Le Conseil d’Etat vient de préciser, dans une affaire de marché de travaux, les conditions de naissance d’un décompte général et définitif tacite (CE 25 juin 2018, n°417738 aux Tables).

Dans cette affaire, une communauté de communes avait confié à la société Merceron Travaux Publics un marché portant sur la réalisation de travaux.

Ces travaux avaient fait l’objet d’une réception sans réserves le 15 avril 2015.

Le 31 juillet 2015, la société Merceron TP avait adressé au maître d’ouvrage son projet de décompte final, assorti d’un mémoire de réclamation portant sur une demande de rémunération complémentaire.

Estimant qu’un décompte général et définitif tacite était né, la société de travaux a présenté un référé provision.

Le Tribunal comme la Cour ont rejeté sa demande.

Le CCAG Travaux prévoit que le titulaire du marché transmet son projet de décompte final simultanément au maître d’oeuvre et au représentant du pouvoir adjudicateur dans un délai de trente jours à compter de la date de notification de la décision de réception des travaux.

Il prévoit également que le projet de décompte général qui est signé par le représentant du pouvoir adjudicateur et devient alors le décompte général est notifié au titulaire du marché à la plus tardive des deux dates suivantes :

  • trente jours à compter de la réception par le maître d’oeuvre de la demande de paiement finale transmise par le titulaire
  • trente jours à compter de la réception par le représentant du pouvoir adjudicateur de la demande de paiement finale transmise par le titulaire.

Une fois que le décompte général lui a été notifié, le titulaire du marché envoie dans les trente jours au représentant du pouvoir adjudicateur, avec copie au maître d’oeuvre, ce décompte revêtu de sa signature, avec ou sans réserves, ou fait connaître les motifs pour lesquels il refuse de le signer.
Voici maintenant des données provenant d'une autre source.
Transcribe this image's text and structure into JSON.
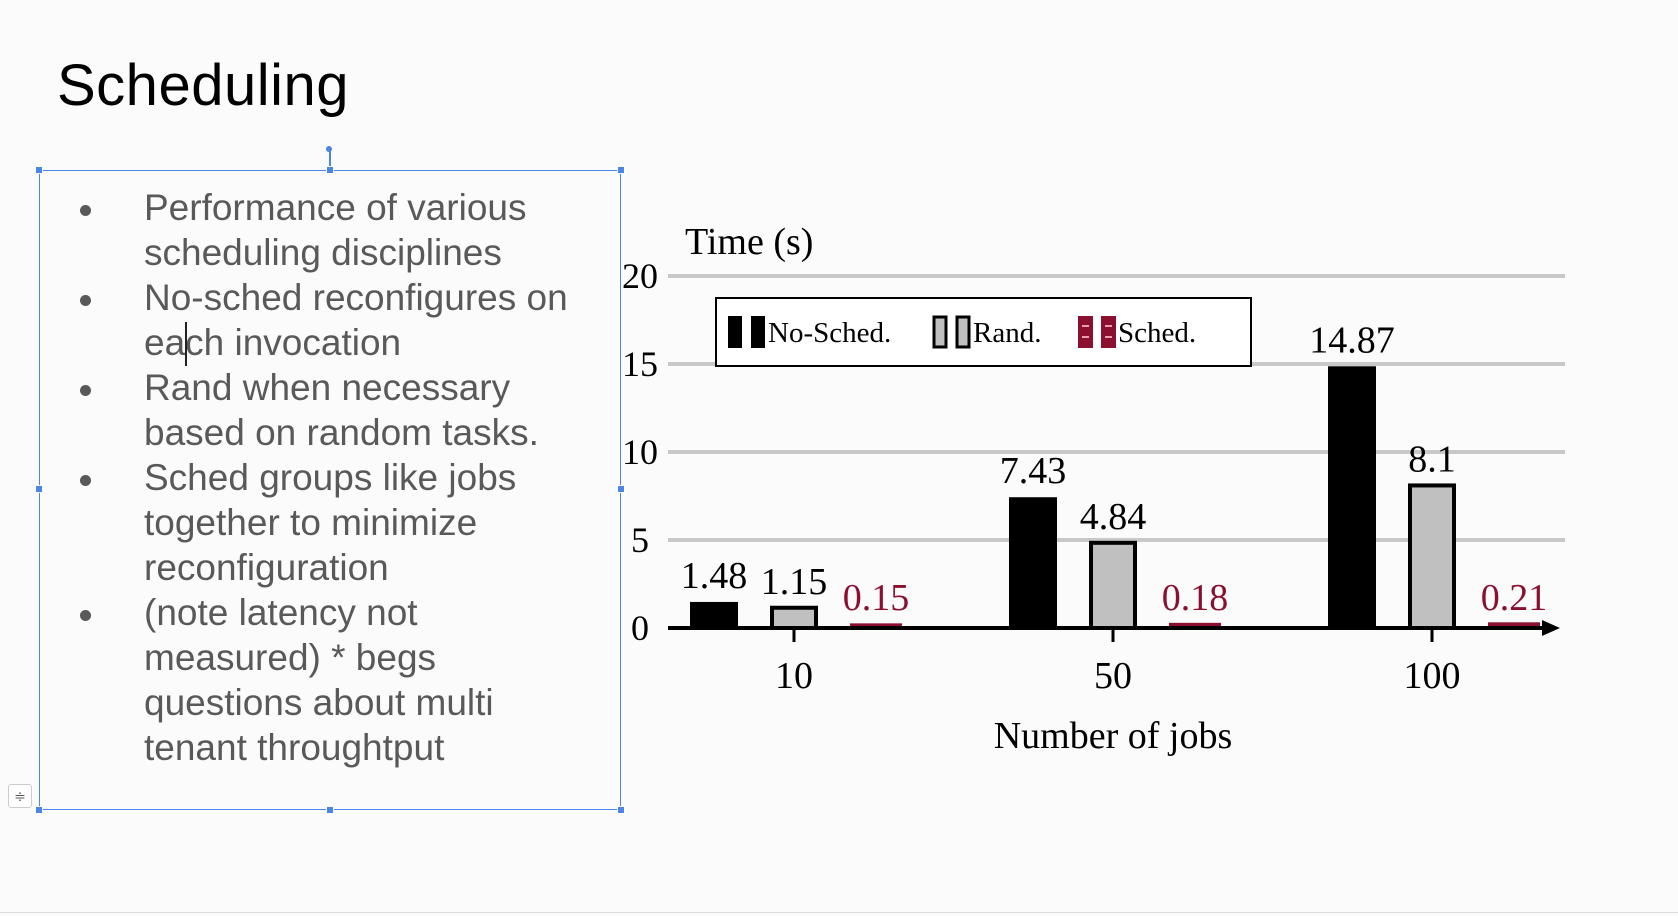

Le CCAG Travaux prévoit que si le représentant du pouvoir adjudicateur ne notifie pas au titulaire le décompte général dans les délais prévus, alors le titulaire du marché notifie au représentant du pouvoir adjudicateur, avec copie au maître d’oeuvre, un projet de décompte général signé et si, dans un délai de dix jours, le représentant du pouvoir adjudicateur n’a pas notifié au titulaire le décompte général, le projet de décompte général transmis par le titulaire devient le décompte général et définitif. C’est ce qu’on appelle le décompte général et définitif tacite.

Le Conseil d’Etat conclut de la combinaison de ces dispositions que, même si elle intervient après l’expiration du délai de trente jours courant à compter de la réception des travaux, la réception, par le maître d’ouvrage et le maître d’oeuvre, du projet de décompte final est le point de départ du délai de trente jours laissé au représentant du pouvoir adjudicateur pour envoyer le décompte général, dont le dépassement peut donner lieu à l’établissement du décompte général et définitif tacite.

Mais le Conseil d’Etat rappelle que l’expiration du délai de trente jours laissé au représentant du pouvoir adjudicateur pour envoyer le décompte général est appréciée au regard de la plus tardive des dates de réception du projet de décompte final respectivement par le maître d’ouvrage et le maître d’œuvre. Il en conclut que ce délai ne peut pas courir tant que ceux-ci n’ont pas tous deux reçu ce projet de décompte final.

En l’espèce, le titulaire du marché avait transmis son projet de décompte final au maître d’ouvrage mais pas au maître d’œuvre. Le délai de trente jours imparti au maître d’ouvrage pour notifier au titulaire du marché le décompte général ne pouvait donc pas courir, ce qui fait obstacle à la naissance d’un décompte général et définitif tacite.

En cela, le Conseil d’Etat a confirmé l’analyse de la Cour.

En revanche, il a censuré le raisonnement de la Cour qui consistait à considérer que la société Merceron ne pouvait pas se prévaloir de l’existence d’un décompte général et définitif tacite parce que celle-ci avait envoyé son projet de décompte final au-delà du délai de trente jours qui lui était imparti. En effet, le Conseil d’Etat considère que  le respect de ce délai ne constitue pas une formalité dont la méconnaissance est de nature à faire obstacle à l’établissement d’un décompte général et définitif tacite.